On s’est ennuyés. Les enfants ont été pénibles. Et sur le retour, ça a été l’explosion.

Embouteillages. Bloqués  deux heures sur le périphérique, les enfants qui se bagarrent, ma femme qui s’énerve et moi qui hurle. Nous étions tous en colère les uns contre les autres. Ma femme contre moi pour les avoir trainés dans cette soirée pourrie. Moi contre ma femme parce qu’elle rejetait la responsabilité de cette soirée, et de ces embouteillages sur moi. Et nous deux contre les enfants qui faisaient du bruit.

Une fois rentré à la maison, tendu et exténué, j’ai eu envie d’appeler mon père, juste pour  le réveiller et lui dire qu’on venait de passer deux heures dans les transports, que le retour s’était très mal passé, et que j’étais furieux qu’il n’ait fait aucun effort pour nous accueillir, et qu’il n’ait même pas été reconnaissant qu’on soit venus le voir.

Quelques jours, plus tard, un collègue me reçoit pour une séance d’hypnose. Et nous travaillons  sur le deuil. Il me demande alors quel deuil est important pour moi de faire en ce moment.

J’ai perdu ma mère deux ans plus tôt. Mais ce deuil me semble fait. Je  ferme les yeux, et laisse venir à mon esprit la première image qui se présente.

C’est celle de mon père.

Une partie de moi se dit que c’est bizarre de faire le deuil d’un vivant. Mais mon esprit ne vit peut-être pas dans le présent. Parfois, j’ai l’impression qu’il est comme une version de moi, plus lointaine, qui a déjà vécu tout ce que j’ai vécu, et qui me le redonne à vivre.

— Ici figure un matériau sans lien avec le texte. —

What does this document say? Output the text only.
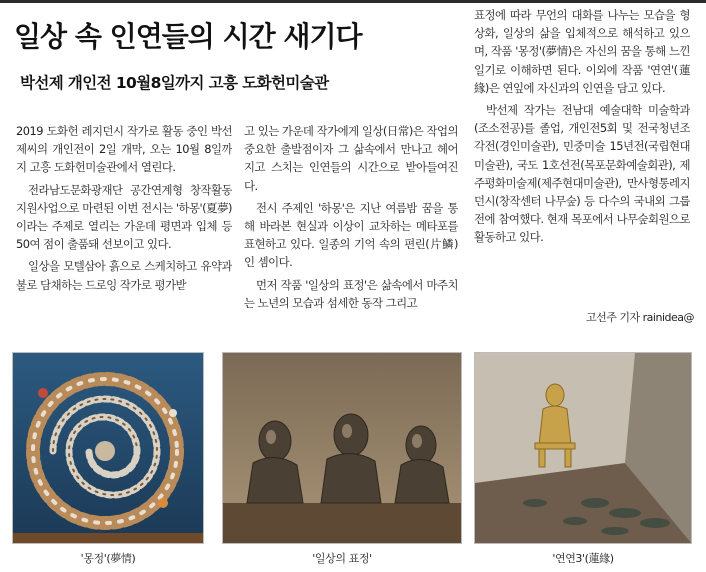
일상 속 인연들의 시간 새기다
박선제 개인전 10월8일까지 고흥 도화헌미술관

2019 도화헌 레지던시 작가로 활동 중인 박선제씨의 개인전이 2일 개막, 오는 10월 8일까지 고흥 도화헌미술관에서 열린다.

전라남도문화광재단 공간연계형 창작활동 지원사업으로 마련된 이번 전시는 '하몽'(夏夢)이라는 주제로 열리는 가운데 평면과 입체 등 50여 점이 출품돼 선보이고 있다.

일상을 모텔삼아 흙으로 스케치하고 유약과 불로 담채하는 드로잉 작가로 평가받

고 있는 가운데 작가에게 일상(日常)은 작업의 중요한 출발점이자 그 삶속에서 만나고 헤어지고 스치는 인연들의 시간으로 받아들여진다.

전시 주제인 '하몽'은 지난 여름밤 꿈을 통해 바라본 현실과 이상이 교차하는 메타포를 표현하고 있다. 일종의 기억 속의 편린(片鱗)인 셈이다.

먼저 작품 '일상의 표정'은 삶속에서 마주치는 노년의 모습과 섬세한 동작 그리고

표정에 따라 무언의 대화를 나누는 모습을 형상화, 일상의 삶을 입체적으로 해석하고 있으며, 작품 '몽정'(夢情)은 자신의 꿈을 통해 느낀 일기로 이해하면 된다. 이외에 작품 '연연'(蓮緣)은 연잎에 자신과의 인연을 담고 있다.

박선제 작가는 전남대 예술대학 미술학과(조소전공)를 졸업, 개인전5회 및 전국청년조각전(경인미술관), 민중미술 15년전(국립현대미술관), 국도 1호선전(목포문화예술회관), 제주평화미술제(제주현대미술관), 만사형통레지던시(창작센터 나무숲) 등 다수의 국내외 그룹전에 참여했다. 현재 목포에서 나무숲회원으로 활동하고 있다.

고선주 기자 rainidea@
'몽정'(夢情)	'일상의 표정'	'연연3'(蓮緣)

Une fois mis sous hypnose, j’emprunte donc le chemin du futur.

Je me retrouve dans un endroit calme. Entouré de gens. Il pleut. C’est un cimetière. C’est le jour de l’enterrement de mon père.

Je suis à la fois conscient que je suis dans une séance d’hypnose, et en même temps, présent dans le souvenir, en train de vivre cette situation.

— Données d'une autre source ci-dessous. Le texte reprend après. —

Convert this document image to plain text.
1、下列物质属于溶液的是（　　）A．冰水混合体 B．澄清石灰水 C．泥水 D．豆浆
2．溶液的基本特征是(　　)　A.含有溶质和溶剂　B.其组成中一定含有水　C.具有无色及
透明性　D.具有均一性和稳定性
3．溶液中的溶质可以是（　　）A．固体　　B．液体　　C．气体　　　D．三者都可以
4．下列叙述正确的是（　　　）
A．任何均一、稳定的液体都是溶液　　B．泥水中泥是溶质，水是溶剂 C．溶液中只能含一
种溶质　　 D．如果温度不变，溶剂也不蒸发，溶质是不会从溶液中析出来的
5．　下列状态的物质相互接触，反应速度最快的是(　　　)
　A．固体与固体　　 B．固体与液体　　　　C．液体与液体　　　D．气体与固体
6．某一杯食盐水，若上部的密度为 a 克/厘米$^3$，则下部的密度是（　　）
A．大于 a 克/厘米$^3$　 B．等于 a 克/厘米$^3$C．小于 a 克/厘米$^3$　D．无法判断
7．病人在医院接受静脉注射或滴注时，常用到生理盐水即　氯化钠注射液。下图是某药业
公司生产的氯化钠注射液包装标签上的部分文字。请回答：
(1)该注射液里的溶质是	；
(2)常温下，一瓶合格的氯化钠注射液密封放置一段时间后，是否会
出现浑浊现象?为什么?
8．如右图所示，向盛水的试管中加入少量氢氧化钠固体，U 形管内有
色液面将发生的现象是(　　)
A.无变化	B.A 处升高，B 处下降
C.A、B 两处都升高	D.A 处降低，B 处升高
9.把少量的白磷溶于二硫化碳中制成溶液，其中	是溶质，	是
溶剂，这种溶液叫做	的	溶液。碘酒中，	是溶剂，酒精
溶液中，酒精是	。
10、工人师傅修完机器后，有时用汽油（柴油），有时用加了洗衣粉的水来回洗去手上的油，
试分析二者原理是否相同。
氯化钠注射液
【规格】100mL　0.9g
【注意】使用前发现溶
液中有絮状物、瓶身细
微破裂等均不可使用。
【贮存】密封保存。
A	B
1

C’est un peu comme un rêve nuageux, chargé d’émotions. La voix du thérapeute me guide. Le rêve se précise, et la sensation de réalité se fait plus forte dans le cimetière.

Je suis maintenant devant la tombe de mon père. Je fais un discours.

Il a trouvé le temps long, Waguih. Mais il est en paix maintenant, aux cotés de sa femme.

Des larmes coulent sur mes joues. Je suis  triste, et pourtant soulagé. Je sais qu’il attendait ce moment depuis longtemps. Mais l’émotion est là, lourde. L’eau coule. Et là,  je perçois mon père, paisiblement allongé aux côtés de ma mère, dans le cercueil. A sa place. Enfin tranquille.

Ses yeux sont fermés. On dirait qu’il dort. Je sens qu’il  me voit pleurer sur sa tombe. Calmement,  il s’adresse à moi.

– Tu sais, je n’attendais rien de toi, Namir.

Sur le coup, je ne comprends pas la phrase. Mais elle traverse mon corps, comme une décharge.

– Je n’attendais rien de toi.

Et soudain, c’est comme une prise de conscience.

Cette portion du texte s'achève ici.